Ficha técnica de Our Sticky Love
Série: Our Sticky Love (이런 엿 같은 사랑)
Data de Estreia: 7 de agosto de 2026
Número de Episódios: 12
Emissora: Netflix
Direção: Kim Jang Han (My Demon, Do You Like Brahms?)
Roteiro: Mo Ji Hye
Elenco principal: Jung Hae In (Jang Tae Ha), Ha Young (Go Eun Sae), Heo Sung Tae (Baek Sang Gil) e a lista completa
Gênero: Romance e Comédia
Resumo
A ambiciosa promotora Go Eun Sae (Ha Young) perde a memória após um acidente enquanto investigava uma poderosa organização criminosa. Ao acordar em uma clínica no interior sem lembrar seu próprio nome ou profissão, ela encontra Jang Tae Ha (Jung Hae In), um ex-boxeador que abandonou o ringue para entrar no mundo das gangues. Para protegê-la e deixar sua vida de crimes para trás, ele mente dizendo ser seu namorado. Será que esse romance consegue colar mesmo quando a história começa com uma mentira?

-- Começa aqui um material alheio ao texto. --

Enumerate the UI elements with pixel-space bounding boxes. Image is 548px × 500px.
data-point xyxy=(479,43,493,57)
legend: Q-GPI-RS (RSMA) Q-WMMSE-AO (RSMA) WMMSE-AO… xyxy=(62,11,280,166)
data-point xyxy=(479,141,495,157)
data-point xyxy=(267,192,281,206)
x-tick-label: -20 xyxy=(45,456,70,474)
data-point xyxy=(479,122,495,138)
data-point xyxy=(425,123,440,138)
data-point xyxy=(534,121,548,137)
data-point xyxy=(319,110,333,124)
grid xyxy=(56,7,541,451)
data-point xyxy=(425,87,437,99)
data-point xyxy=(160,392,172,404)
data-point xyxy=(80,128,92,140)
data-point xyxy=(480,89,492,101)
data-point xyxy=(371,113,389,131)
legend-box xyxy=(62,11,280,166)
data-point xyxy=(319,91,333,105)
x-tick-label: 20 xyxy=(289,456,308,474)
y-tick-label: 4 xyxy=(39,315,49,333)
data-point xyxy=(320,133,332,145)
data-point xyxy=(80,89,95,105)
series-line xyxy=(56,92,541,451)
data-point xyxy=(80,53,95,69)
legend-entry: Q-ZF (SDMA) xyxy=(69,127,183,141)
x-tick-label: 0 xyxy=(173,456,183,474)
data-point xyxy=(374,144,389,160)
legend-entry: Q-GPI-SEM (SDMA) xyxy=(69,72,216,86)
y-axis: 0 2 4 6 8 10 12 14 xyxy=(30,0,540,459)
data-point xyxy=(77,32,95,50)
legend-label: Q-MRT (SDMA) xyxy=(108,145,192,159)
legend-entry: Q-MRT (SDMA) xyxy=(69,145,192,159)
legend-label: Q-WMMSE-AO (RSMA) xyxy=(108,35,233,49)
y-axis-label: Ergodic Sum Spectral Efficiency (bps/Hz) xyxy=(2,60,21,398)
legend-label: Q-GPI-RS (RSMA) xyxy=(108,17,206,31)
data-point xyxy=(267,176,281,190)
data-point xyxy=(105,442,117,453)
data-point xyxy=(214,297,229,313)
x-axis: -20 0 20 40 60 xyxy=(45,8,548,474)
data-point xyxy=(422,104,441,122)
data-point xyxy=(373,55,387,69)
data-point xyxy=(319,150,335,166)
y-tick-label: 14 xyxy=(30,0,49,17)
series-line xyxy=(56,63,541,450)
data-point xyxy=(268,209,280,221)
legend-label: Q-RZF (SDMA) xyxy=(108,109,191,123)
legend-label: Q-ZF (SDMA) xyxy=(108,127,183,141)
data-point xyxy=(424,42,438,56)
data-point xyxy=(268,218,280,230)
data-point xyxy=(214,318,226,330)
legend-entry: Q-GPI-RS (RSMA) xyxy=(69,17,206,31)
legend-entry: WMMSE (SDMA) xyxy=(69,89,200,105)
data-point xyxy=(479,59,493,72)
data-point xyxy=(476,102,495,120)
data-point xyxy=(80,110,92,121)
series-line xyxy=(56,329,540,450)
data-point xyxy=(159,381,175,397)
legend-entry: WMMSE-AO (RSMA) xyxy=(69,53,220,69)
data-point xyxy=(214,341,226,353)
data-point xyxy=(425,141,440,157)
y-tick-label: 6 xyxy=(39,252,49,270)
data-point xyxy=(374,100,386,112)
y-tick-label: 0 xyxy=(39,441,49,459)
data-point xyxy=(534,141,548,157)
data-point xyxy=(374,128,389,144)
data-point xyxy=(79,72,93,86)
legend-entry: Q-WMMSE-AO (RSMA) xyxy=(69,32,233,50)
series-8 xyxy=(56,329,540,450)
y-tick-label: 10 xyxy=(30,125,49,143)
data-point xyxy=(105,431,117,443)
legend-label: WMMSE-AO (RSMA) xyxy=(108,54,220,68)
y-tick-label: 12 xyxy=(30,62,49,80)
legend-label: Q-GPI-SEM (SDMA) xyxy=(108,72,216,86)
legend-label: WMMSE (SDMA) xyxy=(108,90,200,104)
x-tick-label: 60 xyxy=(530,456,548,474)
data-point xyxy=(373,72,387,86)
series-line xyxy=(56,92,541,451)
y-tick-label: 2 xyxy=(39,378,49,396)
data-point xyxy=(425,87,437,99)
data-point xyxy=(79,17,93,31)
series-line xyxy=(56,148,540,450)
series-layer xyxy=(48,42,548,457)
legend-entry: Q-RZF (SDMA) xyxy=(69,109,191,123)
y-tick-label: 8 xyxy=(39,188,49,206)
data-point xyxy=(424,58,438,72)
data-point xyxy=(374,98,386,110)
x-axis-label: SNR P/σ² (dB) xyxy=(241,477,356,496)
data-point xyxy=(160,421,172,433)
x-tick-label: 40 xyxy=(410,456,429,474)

Quando a memória perde a passagem de volta
No papel, Our Sticky Love reúne praticamente tudo o que a gente já está acostumada a ver em comédias românticas coreanas: cidade pequena no interior, comunidade desconfiada que logo vira família, o clássico reencontro com o primeiro amor da juventude e uma pitada de thriller. A fórmula não é exatamente inédita. O problema, porém, está menos nos ingredientes e mais na forma como eles são apresentados.
O primeiro episódio é um pouco confuso e arrastado, deixando a sensação de que o K-Drama demora para decidir qual história realmente quer contar. A partir do segundo, o fluxo melhora, especialmente quando os flashbacks no Japão começam a explicar a relação entre Tae Ha e Eun Sae. Ainda assim, essa melhora não se mantém de maneira totalmente regular: a série alterna momentos que fazem a trama avançar com outros em que os clichês de cidade pequena e algumas situações cômicas parecem alongar uma jornada que poderia ser mais direta.
Um roteiro que encontra o caminho aos poucos
A história dos dois começa a ganhar forma quando voltamos no tempo. Tae Ha já era um gângster após largar uma carreira promissora como boxeador, enquanto Eun Sae estava estudando para se tornar promotora. Durante o reencontro no Japão, ele a reconhece como seu primeiro amor, ela não faz ideia de quem ele é.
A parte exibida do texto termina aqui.